June is a banker in New York City who has the unenviable job of delivering foreclosures to small businesses. She's good at it, but deep down doesn't enjoy her job at all. A letter arrives from Seattle, informing June that her Great Aunt Ruby has died and left June her bookstore, Bluebird Books. June is grief stricken at the thought of Ruby being gone, and regrets that her job has taken her so far away and kept her from visiting Ruby--now it's too late. June takes a week's vacation to visit Seattle and plans on clearing out Bluebird Books, selling the store, and returning to her life in New York City.
Once in Seattle, June finds a letter from Ruby, imploring June to remember how much she loved Bluebird Books, and how she's meant to take it over and keep reminding the children of Seattle how important books and bookstores are to this world. In addition to the letter, June finds correspondence between Ruby and Margaret Wise Brown from the 1940's when Bluebird was in it's infancy. Ruby and Margaret met at school--Margaret the teacher, Ruby the student. They formed an immediate bond, and kept up their friendship through letters and visits. June suspects there is much more--were Ruby and her bookstore the inspiration for Margaret's most famous book, Goodnight Moon?
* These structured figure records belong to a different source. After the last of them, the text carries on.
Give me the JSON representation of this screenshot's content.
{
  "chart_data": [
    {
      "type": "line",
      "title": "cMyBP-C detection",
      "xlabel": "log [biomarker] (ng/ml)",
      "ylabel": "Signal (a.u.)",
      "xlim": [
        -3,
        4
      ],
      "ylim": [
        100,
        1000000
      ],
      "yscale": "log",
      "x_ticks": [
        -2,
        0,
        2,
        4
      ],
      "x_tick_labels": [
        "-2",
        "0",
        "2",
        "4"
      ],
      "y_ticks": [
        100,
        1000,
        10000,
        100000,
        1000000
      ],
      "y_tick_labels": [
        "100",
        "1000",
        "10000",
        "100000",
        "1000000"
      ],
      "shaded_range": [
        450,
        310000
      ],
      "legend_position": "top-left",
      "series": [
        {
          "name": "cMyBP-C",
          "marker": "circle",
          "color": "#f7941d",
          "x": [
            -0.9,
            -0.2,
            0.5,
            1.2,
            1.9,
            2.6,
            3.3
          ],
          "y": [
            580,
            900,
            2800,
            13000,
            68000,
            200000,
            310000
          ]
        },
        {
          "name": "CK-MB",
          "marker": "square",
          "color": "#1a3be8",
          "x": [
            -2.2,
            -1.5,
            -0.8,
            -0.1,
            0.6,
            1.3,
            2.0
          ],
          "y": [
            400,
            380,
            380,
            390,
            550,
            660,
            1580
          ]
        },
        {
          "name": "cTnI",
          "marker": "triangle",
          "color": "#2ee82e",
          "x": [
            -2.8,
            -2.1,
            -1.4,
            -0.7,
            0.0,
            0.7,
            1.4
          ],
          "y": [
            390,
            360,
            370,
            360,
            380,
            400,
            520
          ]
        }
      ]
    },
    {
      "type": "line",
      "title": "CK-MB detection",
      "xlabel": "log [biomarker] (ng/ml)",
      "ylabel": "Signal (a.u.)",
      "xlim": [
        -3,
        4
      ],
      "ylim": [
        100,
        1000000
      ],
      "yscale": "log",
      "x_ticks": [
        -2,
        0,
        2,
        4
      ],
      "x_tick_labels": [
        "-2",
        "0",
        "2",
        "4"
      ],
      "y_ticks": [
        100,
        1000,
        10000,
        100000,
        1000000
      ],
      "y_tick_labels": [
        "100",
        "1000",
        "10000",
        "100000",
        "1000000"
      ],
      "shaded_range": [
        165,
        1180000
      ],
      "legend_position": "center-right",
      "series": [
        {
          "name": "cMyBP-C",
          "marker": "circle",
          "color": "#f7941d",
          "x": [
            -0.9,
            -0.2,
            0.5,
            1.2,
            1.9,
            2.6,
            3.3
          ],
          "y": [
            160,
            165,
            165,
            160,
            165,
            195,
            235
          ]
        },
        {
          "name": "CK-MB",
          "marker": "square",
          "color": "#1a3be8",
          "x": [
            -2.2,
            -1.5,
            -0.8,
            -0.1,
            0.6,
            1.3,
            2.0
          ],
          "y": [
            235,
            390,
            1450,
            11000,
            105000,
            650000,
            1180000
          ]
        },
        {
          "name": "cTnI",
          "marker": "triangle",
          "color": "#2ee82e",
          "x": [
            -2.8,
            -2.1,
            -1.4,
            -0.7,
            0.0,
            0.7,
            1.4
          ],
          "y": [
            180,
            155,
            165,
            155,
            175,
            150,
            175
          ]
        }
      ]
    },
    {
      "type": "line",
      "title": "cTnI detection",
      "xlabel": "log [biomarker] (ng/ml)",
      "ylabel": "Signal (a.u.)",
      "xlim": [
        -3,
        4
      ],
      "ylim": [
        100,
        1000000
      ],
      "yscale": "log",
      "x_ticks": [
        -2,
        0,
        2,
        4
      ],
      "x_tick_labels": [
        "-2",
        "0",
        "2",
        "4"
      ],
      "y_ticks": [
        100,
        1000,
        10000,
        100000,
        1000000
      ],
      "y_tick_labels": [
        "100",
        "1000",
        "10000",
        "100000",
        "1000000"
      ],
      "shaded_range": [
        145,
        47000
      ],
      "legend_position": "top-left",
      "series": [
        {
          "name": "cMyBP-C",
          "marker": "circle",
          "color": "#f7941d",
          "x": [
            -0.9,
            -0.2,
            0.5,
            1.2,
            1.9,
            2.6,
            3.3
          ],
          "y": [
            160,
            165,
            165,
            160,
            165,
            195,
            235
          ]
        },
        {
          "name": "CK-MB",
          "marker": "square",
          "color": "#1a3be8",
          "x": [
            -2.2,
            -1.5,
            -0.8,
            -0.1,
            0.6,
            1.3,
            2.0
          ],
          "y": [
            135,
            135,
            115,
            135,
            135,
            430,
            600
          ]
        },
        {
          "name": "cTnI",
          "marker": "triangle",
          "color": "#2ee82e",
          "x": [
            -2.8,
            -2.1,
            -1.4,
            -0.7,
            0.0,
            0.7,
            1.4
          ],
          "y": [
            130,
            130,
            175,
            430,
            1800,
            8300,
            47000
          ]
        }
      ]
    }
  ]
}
There is much more to this book, of course. Ruby, Margaret, and June all have estranged sisters, and each struggles to overcome bitter feelings in order to form loving relationships with their sisters. Are any of them successful? And June finds out so much about the Ruby before June knew her as Aunt. It is true we all have such stories to tell about lives; stories lived in the spaces of our hearts and minds that are precious and not always obvious to others.
I so loved this book. It is, of course, most of all about being happy and living your life doing what you love. If we could all do that, how much happier and brighter this world would be for everyone. And anyone who is a fan of books, actual physical bookstores, and the transformative power of reading will also adore this book. I have seen children's faces light up when they are given a book, or have eagerly waited for a favorite author's latest novel. Books are truly one of the best things in life. And bookstores--for all those who say they are dying, you are wrong. As long as we continue to cherish books and the hallowed places that keep them for us, patiently waiting for someone to take them home and make them part of their lives...well, bookstores will always survive. Have you been to one lately? If not, maybe it's time. Put down the mouse and find your nearest bookstore and remember the thrill of walking in as a small child, smelling the paper, and knowing somewhere on those shelves there was a book waiting just for you. Magic.
Rating: 8/10 for a unique story with characters you can't help but love.
Available in paperback, e-book, and audio.